Power analysis of a typical psychology experiment

Understanding statistical power is essential if you want to avoid wasting your time in psychology. The power of an experiment is its sensitivity – the likelihood that, if the effect tested for is real, your experiment will be able to detect it.

Statistical power is determined by the type of statistical test you are doing, the number of people you test and the effect size. The effect size is, in turn, determined by the reliability of the thing you are measuring, and how much it is pushed around by whatever you are manipulating.

Since it is a common test, I’ve been doing a power analysis for a two-sample (two-sided) t-test, for small, medium and large effects (as conventionally defined). The results should worry you.

This graph shows you how many people you need in each group for your test to have 80% power (a standard desirable level of power – meaning that if your effect is real you’ve an 80% chance of detecting it).

Things to note:

even for a large (0.8) effect you need close to 30 people (total n = 60) to have 80% power
for a medium effect (0.5) this is more like 70 people (total n = 140)
the required sample size increases drammatically as effect size drops
for small effects, the sample required for 80% is around 400 in each group (total n = 800).

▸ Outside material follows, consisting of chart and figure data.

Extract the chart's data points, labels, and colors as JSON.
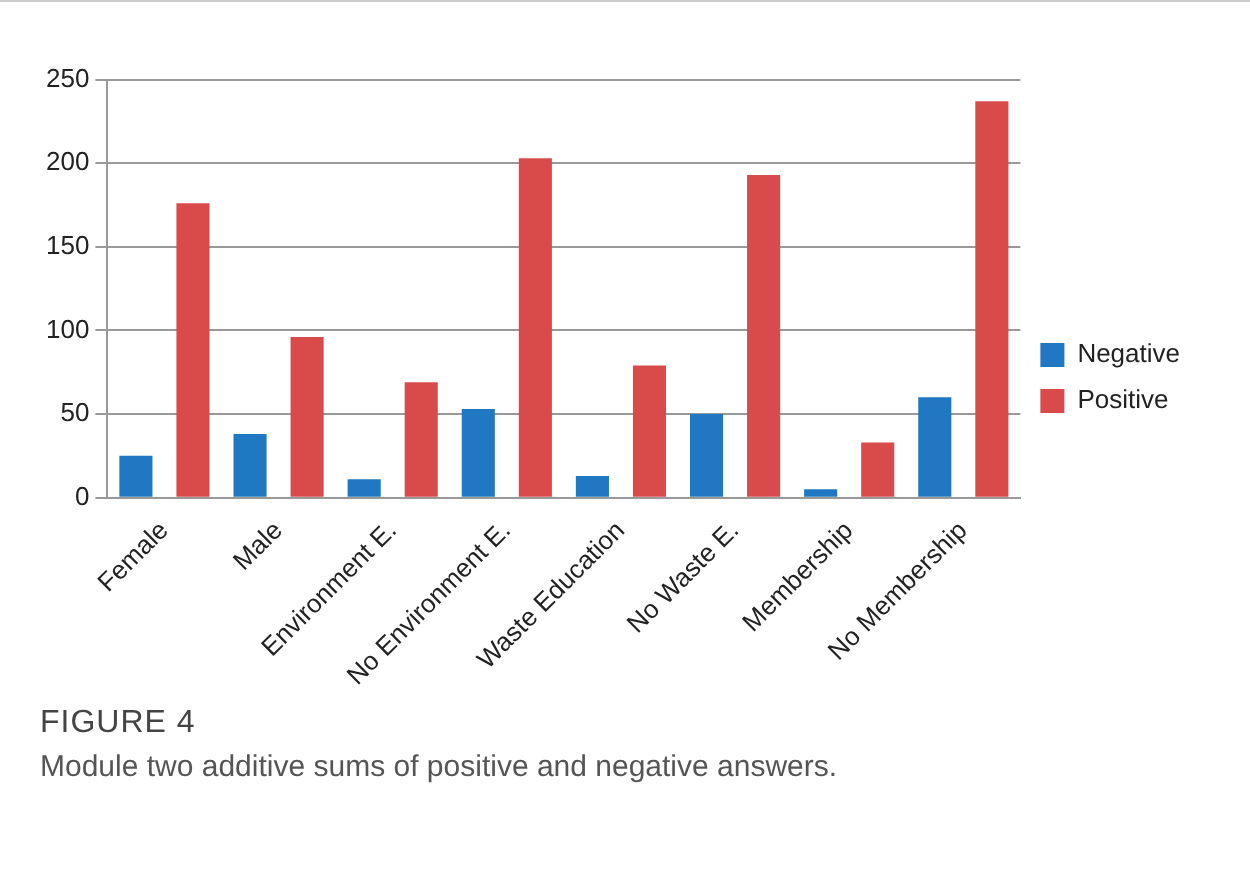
{
  "chart_data": {
    "type": "bar",
    "categories": [
      "Female",
      "Male",
      "Environment E.",
      "No Environment E.",
      "Waste Education",
      "No Waste E.",
      "Membership",
      "No Membership"
    ],
    "series": [
      {
        "name": "Negative",
        "color": "#1f78c1",
        "values": [
          25,
          38,
          11,
          53,
          13,
          50,
          5,
          60
        ]
      },
      {
        "name": "Positive",
        "color": "#d94b4b",
        "values": [
          176,
          96,
          69,
          203,
          79,
          193,
          33,
          237
        ]
      }
    ],
    "ylim": [
      0,
      250
    ],
    "yticks": [
      0,
      50,
      100,
      150,
      200,
      250
    ],
    "grid": "y",
    "legend": "right",
    "annotations": [
      "FIGURE 4",
      "Module two additive sums of positive and negative answers."
    ]
  }
}
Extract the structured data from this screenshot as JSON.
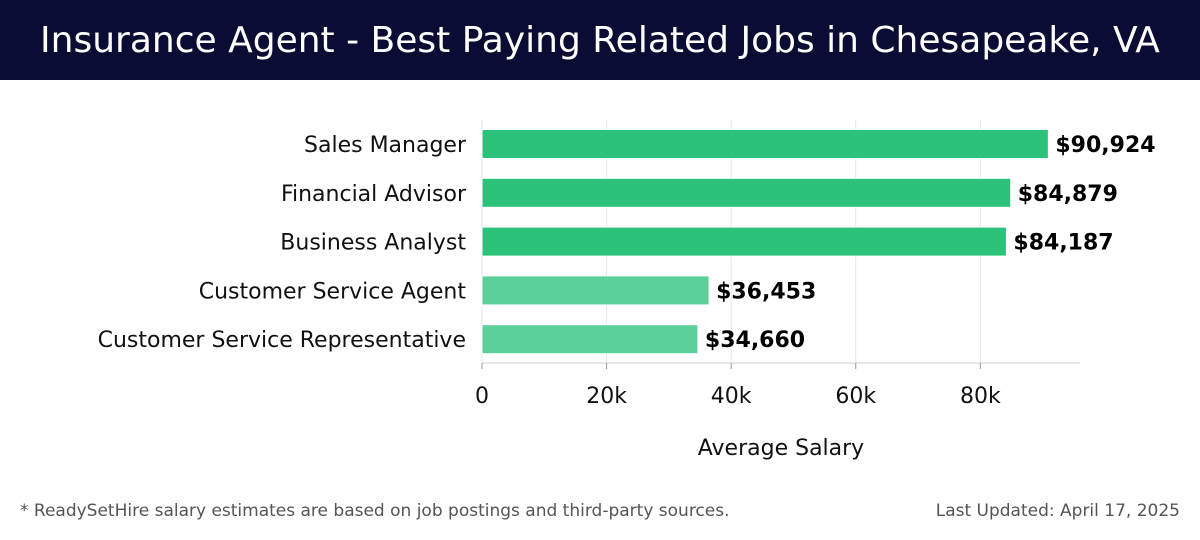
{
  "header": {
    "title": "Insurance Agent - Best Paying Related Jobs in Chesapeake, VA"
  },
  "footer": {
    "note": "* ReadySetHire salary estimates are based on job postings and third-party sources.",
    "updated": "Last Updated: April 17, 2025"
  },
  "colors": {
    "header_bg": "#0b0c34",
    "bar_primary": "#2dc27a",
    "bar_secondary": "#5bd098",
    "gridline": "#e5e5e5"
  },
  "chart_data": {
    "type": "bar",
    "orientation": "horizontal",
    "title": "Insurance Agent - Best Paying Related Jobs in Chesapeake, VA",
    "xlabel": "Average Salary",
    "ylabel": "",
    "categories": [
      "Sales Manager",
      "Financial Advisor",
      "Business Analyst",
      "Customer Service Agent",
      "Customer Service Representative"
    ],
    "values": [
      90924,
      84879,
      84187,
      36453,
      34660
    ],
    "value_labels": [
      "$90,924",
      "$84,879",
      "$84,187",
      "$36,453",
      "$34,660"
    ],
    "highlight": [
      true,
      true,
      true,
      false,
      false
    ],
    "xlim": [
      0,
      96000
    ],
    "xticks": [
      0,
      20000,
      40000,
      60000,
      80000
    ],
    "xtick_labels": [
      "0",
      "20k",
      "40k",
      "60k",
      "80k"
    ],
    "grid": true
  }
}
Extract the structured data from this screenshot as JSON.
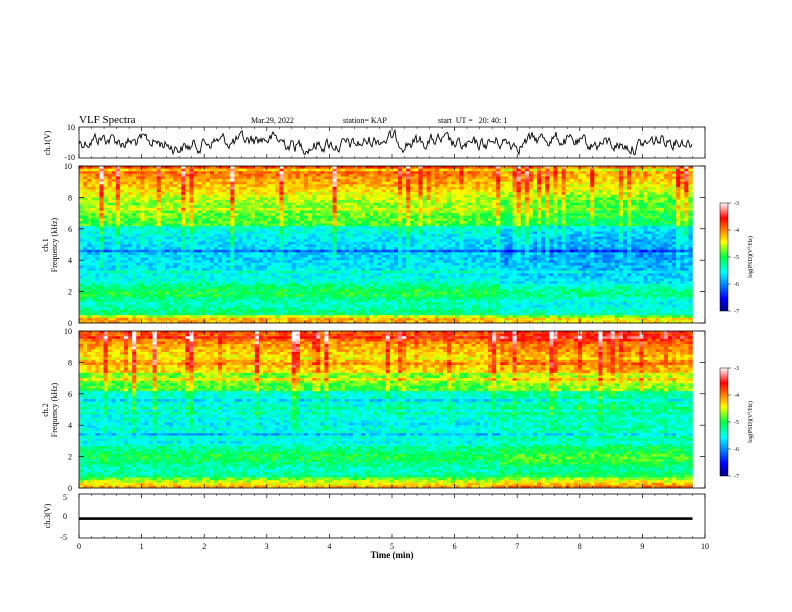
{
  "header": {
    "title": "VLF Spectra",
    "date": "Mar.29, 2022",
    "station": "station= KAP",
    "start_ut": "start  UT =   20: 40: 1"
  },
  "chart_data": [
    {
      "type": "line",
      "panel": "ch1-waveform",
      "ylabel": "ch.1(V)",
      "ylim": [
        -10,
        10
      ],
      "y_ticks": [
        "10",
        "-10"
      ],
      "xlim": [
        0,
        10
      ]
    },
    {
      "type": "heatmap",
      "panel": "ch1-spectrogram",
      "ylabel": "ch.1\nFrequency (kHz)",
      "ylim": [
        0,
        10
      ],
      "y_ticks": [
        "0",
        "2",
        "4",
        "6",
        "8",
        "10"
      ],
      "xlim": [
        0,
        10
      ],
      "data_end_min": 9.8,
      "colorbar": {
        "label": "log(PSD)(V²/Hz)",
        "range": [
          -7,
          -3
        ],
        "ticks": [
          "-3",
          "-4",
          "-5",
          "-6",
          "-7"
        ]
      }
    },
    {
      "type": "heatmap",
      "panel": "ch2-spectrogram",
      "ylabel": "ch.2\nFrequency (kHz)",
      "ylim": [
        0,
        10
      ],
      "y_ticks": [
        "0",
        "2",
        "4",
        "6",
        "8",
        "10"
      ],
      "xlim": [
        0,
        10
      ],
      "data_end_min": 9.8,
      "colorbar": {
        "label": "log(PSD)(V²/Hz)",
        "range": [
          -7,
          -3
        ],
        "ticks": [
          "-3",
          "-4",
          "-5",
          "-6",
          "-7"
        ]
      }
    },
    {
      "type": "line",
      "panel": "ch3-signal",
      "ylabel": "ch.3(V)",
      "ylim": [
        -5,
        5
      ],
      "y_ticks": [
        "5",
        "0",
        "-5"
      ],
      "xlim": [
        0,
        10
      ],
      "level": [
        -0.9,
        -0.3
      ],
      "xlabel": "Time (min)",
      "x_ticks": [
        "0",
        "1",
        "2",
        "3",
        "4",
        "5",
        "6",
        "7",
        "8",
        "9",
        "10"
      ]
    }
  ]
}
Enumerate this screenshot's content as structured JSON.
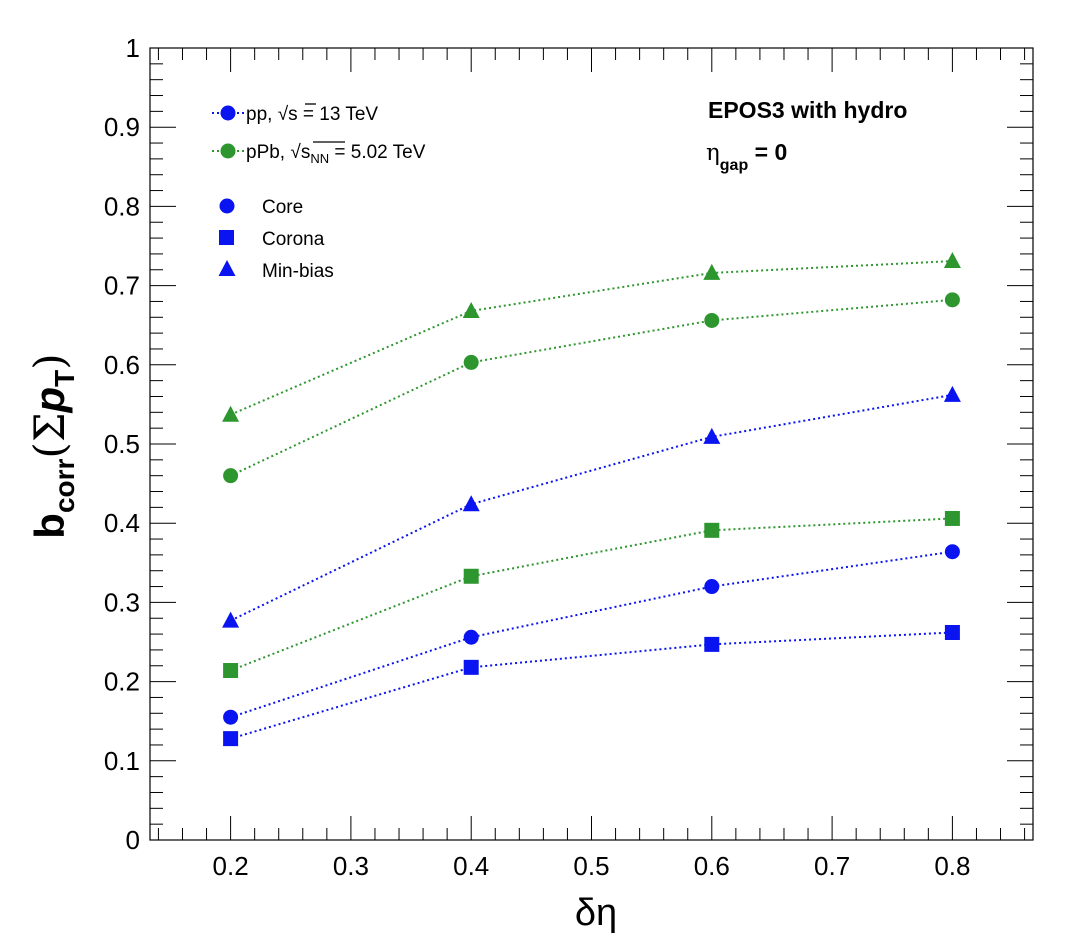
{
  "chart_data": {
    "type": "line",
    "xlabel": "δη",
    "ylabel": {
      "b": "b",
      "sub": "corr",
      "paren_open": "(Σ",
      "p": "p",
      "p_sub": "T",
      "paren_close": ")"
    },
    "xlim": [
      0.133,
      0.867
    ],
    "ylim": [
      0,
      1
    ],
    "x_ticks": [
      {
        "v": 0.2,
        "label": "0.2"
      },
      {
        "v": 0.3,
        "label": "0.3"
      },
      {
        "v": 0.4,
        "label": "0.4"
      },
      {
        "v": 0.5,
        "label": "0.5"
      },
      {
        "v": 0.6,
        "label": "0.6"
      },
      {
        "v": 0.7,
        "label": "0.7"
      },
      {
        "v": 0.8,
        "label": "0.8"
      }
    ],
    "y_ticks": [
      {
        "v": 0,
        "label": "0"
      },
      {
        "v": 0.1,
        "label": "0.1"
      },
      {
        "v": 0.2,
        "label": "0.2"
      },
      {
        "v": 0.3,
        "label": "0.3"
      },
      {
        "v": 0.4,
        "label": "0.4"
      },
      {
        "v": 0.5,
        "label": "0.5"
      },
      {
        "v": 0.6,
        "label": "0.6"
      },
      {
        "v": 0.7,
        "label": "0.7"
      },
      {
        "v": 0.8,
        "label": "0.8"
      },
      {
        "v": 0.9,
        "label": "0.9"
      },
      {
        "v": 1,
        "label": "1"
      }
    ],
    "x": [
      0.2,
      0.4,
      0.6,
      0.8
    ],
    "series": [
      {
        "name": "pp Core",
        "system": "pp",
        "marker": "circle",
        "color": "#0a14f0",
        "values": [
          0.155,
          0.256,
          0.32,
          0.364
        ]
      },
      {
        "name": "pp Corona",
        "system": "pp",
        "marker": "square",
        "color": "#0a14f0",
        "values": [
          0.128,
          0.218,
          0.247,
          0.262
        ]
      },
      {
        "name": "pp Min-bias",
        "system": "pp",
        "marker": "triangle",
        "color": "#0a14f0",
        "values": [
          0.277,
          0.424,
          0.509,
          0.562
        ]
      },
      {
        "name": "pPb Core",
        "system": "pPb",
        "marker": "circle",
        "color": "#2e962e",
        "values": [
          0.46,
          0.603,
          0.656,
          0.682
        ]
      },
      {
        "name": "pPb Corona",
        "system": "pPb",
        "marker": "square",
        "color": "#2e962e",
        "values": [
          0.214,
          0.333,
          0.391,
          0.406
        ]
      },
      {
        "name": "pPb Min-bias",
        "system": "pPb",
        "marker": "triangle",
        "color": "#2e962e",
        "values": [
          0.537,
          0.668,
          0.716,
          0.731
        ]
      }
    ],
    "legend": {
      "systems": [
        {
          "label": "pp, ",
          "sqrt": "s",
          "sqrt_sub": "",
          "tail": " = 13 TeV",
          "color": "#0a14f0"
        },
        {
          "label": "pPb, ",
          "sqrt": "s",
          "sqrt_sub": "NN",
          "tail": " = 5.02 TeV",
          "color": "#2e962e"
        }
      ],
      "markers": [
        {
          "label": "Core",
          "marker": "circle"
        },
        {
          "label": "Corona",
          "marker": "square"
        },
        {
          "label": "Min-bias",
          "marker": "triangle"
        }
      ],
      "marker_color": "#0a14f0"
    },
    "annotations": {
      "title": "EPOS3 with hydro",
      "eta_symbol": "η",
      "eta_sub": "gap",
      "eta_value": " = 0"
    }
  }
}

What this means is that if you don’t have a large effect, studies with between groups analysis and an n of less than 60 aren’t worth running. Even if you are studying a real phenomenon you aren’t using a statistical lens with enough sensitivity to be able to tell. You’ll get to the end and won’t know if the phenomenon you are looking for isn’t real or if you just got unlucky with who you tested.

Implications for anyone planning an experiment:

Is your effect very strong? If so, you may rely on a smaller sample (For illustrative purposes the effect size of male-female heigh difference is ~1.7, so large enough to detect with small sample. But if your effect is this obvious, why do you need an experiment?)
You really should prefer within-sample analysis, whenever possible (power analysis of this left as an exercise)
You can get away with smaller samples if you make your measure more reliable, or if you make your manipulation more impactful. Both of these will increase your effect size, the first by narrowing the variance within each group, the second by increasing the distance between them

Technical note: I did this cribbing code from Rob Kabacoff’s helpful page on power analysis. Code for the graph shown here is here. I use and recommend Rstudio.

Cross-posted from www.tomstafford.staff.shef.ac.uk where I irregularly blog things I think will be useful for undergraduate Psychology students.

3 thoughts on “Power analysis of a typical psychology experiment”

Pingback: Four short links: 22 June 2015 - O'Reilly Radar

Within samples analysis don’t always increase power (if you subtract baseline rather than controlling for it) http://datacolada.org/2015/06/22/39-power-naps-when-do-within-subject-comparisons-help-vs-hurt-yes-hurt-power/

I’ve always liked this graphic from Andrew Gelman on “power = .06”.

http://andrewgelman.com/2014/11/17/power-06-looks-like-get-used/

The scary thing is that, in small studies, if you DO find a result, your point estimate is almost certainly an over-estimate of the actual effect (see the “exaggeration ratio” part of the linked paper on the Gelman post).

Just between you and me: small sample experiments are like doing empiricism with the jake leg: https://mindhacks.com/2011/06/30/the-ginger-jake-poisonings/

I was actually gonna post the link to that Simonsohn post, but since you beat me to it, this just became an excuse to say thanks again for teaching me what the jake leg was.